RSS Feed Five Things to do in Valencia

City of Arts and Sciences Valencia is one of the most intruiging cities in Spain. It is the third biggest city in Spain, but, unlike Madrid and Barcelona, it has a very relaxed atmosphere. Valencia has a rich history, with the Roman and Moorish influence apparent; but it also boasts cutting edge modern architecture and design.

Most of all though, it is a fun city to visit. The people are relaxed and friendly, and the culture of the city has not been heavily influenced by toursits; as is the case in, for example, Alicante or Malaga. If you are a first time visitor to Valencia, you may wonder what you can see and do in the city. Here is our list of the top five experiences in Valencia.

Stroll through the Turia Park

Paella Valenciana The Turia River was diverted from the centre of Valencia in the 1960s after heavy flooding. The resulting river basin was turned into a 12km long park, full of museums, sports facilites and large green spaces.

The park is always buzzing with people and events, and is really enjoyable to go for a stroll through it. At one end is the magnificent City of Arts and Sciences, a complex of several museums, an aquarium and an exhibition centre, which is a fantastic feat of architectural design. The large white buildings tower over the park, creating one of the iconic images of Valencia.

Drink a Horchata

The local drink of the Valencia region is served throughout the city. It looks a bit like milk, but is in fact a combination of tiger nuts, sugar and water. Horchata is usually served 'granizado', which is just at the point where the water starts to freeze. It is a great way to get refreshed on a hot day.

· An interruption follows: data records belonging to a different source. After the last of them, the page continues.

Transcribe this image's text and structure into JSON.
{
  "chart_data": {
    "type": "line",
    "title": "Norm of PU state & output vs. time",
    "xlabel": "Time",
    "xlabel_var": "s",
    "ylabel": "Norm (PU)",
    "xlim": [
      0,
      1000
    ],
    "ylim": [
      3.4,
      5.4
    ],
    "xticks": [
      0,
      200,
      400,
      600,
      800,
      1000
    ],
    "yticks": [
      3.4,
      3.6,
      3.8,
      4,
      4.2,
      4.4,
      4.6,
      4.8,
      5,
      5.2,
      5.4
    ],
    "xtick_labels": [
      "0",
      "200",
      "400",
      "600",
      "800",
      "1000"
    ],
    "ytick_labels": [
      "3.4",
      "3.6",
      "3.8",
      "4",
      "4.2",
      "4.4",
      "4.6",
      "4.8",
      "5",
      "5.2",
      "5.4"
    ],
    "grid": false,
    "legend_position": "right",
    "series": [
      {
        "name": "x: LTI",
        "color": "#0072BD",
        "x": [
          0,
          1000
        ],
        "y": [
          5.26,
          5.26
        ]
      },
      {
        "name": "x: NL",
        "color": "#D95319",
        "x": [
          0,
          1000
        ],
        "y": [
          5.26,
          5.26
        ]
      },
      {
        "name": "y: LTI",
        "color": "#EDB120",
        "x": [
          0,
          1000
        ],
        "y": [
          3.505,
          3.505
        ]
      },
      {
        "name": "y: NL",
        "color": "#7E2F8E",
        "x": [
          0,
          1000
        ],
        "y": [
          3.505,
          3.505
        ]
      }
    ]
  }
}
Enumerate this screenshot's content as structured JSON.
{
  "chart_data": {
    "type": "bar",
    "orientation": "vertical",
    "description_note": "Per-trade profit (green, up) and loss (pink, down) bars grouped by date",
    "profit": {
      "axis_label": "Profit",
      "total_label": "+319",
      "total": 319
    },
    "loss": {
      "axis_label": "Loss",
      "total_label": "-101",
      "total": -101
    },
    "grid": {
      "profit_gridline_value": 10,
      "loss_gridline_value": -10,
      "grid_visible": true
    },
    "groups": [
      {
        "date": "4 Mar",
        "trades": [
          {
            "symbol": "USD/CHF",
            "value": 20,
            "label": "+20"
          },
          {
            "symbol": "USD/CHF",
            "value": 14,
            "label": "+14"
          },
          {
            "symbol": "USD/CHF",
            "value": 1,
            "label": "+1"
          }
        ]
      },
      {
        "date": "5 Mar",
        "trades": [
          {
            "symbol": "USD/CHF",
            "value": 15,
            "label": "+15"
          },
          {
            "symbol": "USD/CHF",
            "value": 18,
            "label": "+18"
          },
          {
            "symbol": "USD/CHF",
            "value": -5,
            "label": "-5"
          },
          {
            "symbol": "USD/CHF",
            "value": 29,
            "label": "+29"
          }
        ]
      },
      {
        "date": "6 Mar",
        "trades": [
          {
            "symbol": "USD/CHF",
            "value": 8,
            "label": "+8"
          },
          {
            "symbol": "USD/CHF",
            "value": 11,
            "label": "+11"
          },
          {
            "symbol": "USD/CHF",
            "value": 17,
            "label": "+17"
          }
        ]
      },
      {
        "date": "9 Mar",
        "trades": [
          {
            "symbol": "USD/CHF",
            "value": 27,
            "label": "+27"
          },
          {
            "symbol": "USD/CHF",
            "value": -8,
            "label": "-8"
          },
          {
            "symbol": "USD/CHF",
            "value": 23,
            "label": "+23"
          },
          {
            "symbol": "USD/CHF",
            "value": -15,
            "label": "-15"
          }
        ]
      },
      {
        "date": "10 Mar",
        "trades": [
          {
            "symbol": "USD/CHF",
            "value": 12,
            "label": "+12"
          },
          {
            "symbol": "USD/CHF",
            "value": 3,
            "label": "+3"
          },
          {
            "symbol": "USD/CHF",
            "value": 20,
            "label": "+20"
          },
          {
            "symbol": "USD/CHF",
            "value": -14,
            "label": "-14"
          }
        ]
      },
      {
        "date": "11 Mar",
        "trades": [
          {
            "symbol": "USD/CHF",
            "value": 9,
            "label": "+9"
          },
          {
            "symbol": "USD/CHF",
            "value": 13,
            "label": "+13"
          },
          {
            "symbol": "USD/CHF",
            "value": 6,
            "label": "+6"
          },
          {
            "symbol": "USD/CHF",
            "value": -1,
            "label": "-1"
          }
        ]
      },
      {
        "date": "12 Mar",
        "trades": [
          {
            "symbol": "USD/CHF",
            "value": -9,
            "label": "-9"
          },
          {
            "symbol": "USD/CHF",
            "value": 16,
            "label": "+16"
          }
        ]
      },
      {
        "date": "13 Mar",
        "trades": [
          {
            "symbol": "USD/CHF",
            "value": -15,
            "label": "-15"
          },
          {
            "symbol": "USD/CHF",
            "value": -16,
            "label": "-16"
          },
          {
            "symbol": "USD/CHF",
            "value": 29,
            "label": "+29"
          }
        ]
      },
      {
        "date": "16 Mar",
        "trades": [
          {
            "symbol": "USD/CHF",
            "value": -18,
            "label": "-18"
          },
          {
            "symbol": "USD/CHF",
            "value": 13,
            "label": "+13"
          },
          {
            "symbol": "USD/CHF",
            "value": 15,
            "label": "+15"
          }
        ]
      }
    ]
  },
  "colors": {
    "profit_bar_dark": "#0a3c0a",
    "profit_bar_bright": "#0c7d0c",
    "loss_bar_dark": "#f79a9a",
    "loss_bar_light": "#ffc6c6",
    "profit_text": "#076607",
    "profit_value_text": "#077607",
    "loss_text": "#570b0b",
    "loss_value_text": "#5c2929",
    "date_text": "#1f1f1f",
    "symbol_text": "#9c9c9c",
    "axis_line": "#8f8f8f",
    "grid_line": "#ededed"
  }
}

You can find 'horchaterias' throughout the city, but Valencia's regard the Alboraya district as being the home of the drink.

Visit the Beach

Valencia Beach Valencia's beach is set a few kilometres from the city centre; apparently the Romans believed a city directly on the coast to be too vulnerable to attacks and looting from pirates. Nevertheless, it is easily reached by metro, tram, bus or bicycle, and is definitely worth the trip.

The beach is well over 100m wide and stretches for over 4km north from the port. The beach also sloped out very gently into the sea, meaning that there is ample space for swimming. There are a lot of football pitches and volleyball courts, if you fancy doing something sporty, and, of course, there are many restaurants and cafes running the length of the coast.

Walk Around El Carmen

The El Carmen district, stretching from Plaza Ayuntamiento to Torres de Serrano, is the historic centre of Valencia. In the streets here you will find La Lonja (the old silk exchange) and the cathedral. It is also enjoyable to walk around the maze of narrow streets, containing niche shops and small, independent cafes.

Experience The Nightlife

Valencia has thousands of bars and restaurants, catering to the tastes of everyone. In the area around El Carmen and Canovas in the city centre there are many sophisticated clubs, some of which border on pretentious. In the Ruzafa area you can find the restaurants where the locals typical eat, with a large range of Spanish and international cuisine.

The areas of Benimaclet and around Avenida de Blasco Ibanez are where the students hang out. Here you find the more indie bars, with cheap drinks and a very relaxed atmosphere. We would recommend trying them all out to see which you prefer!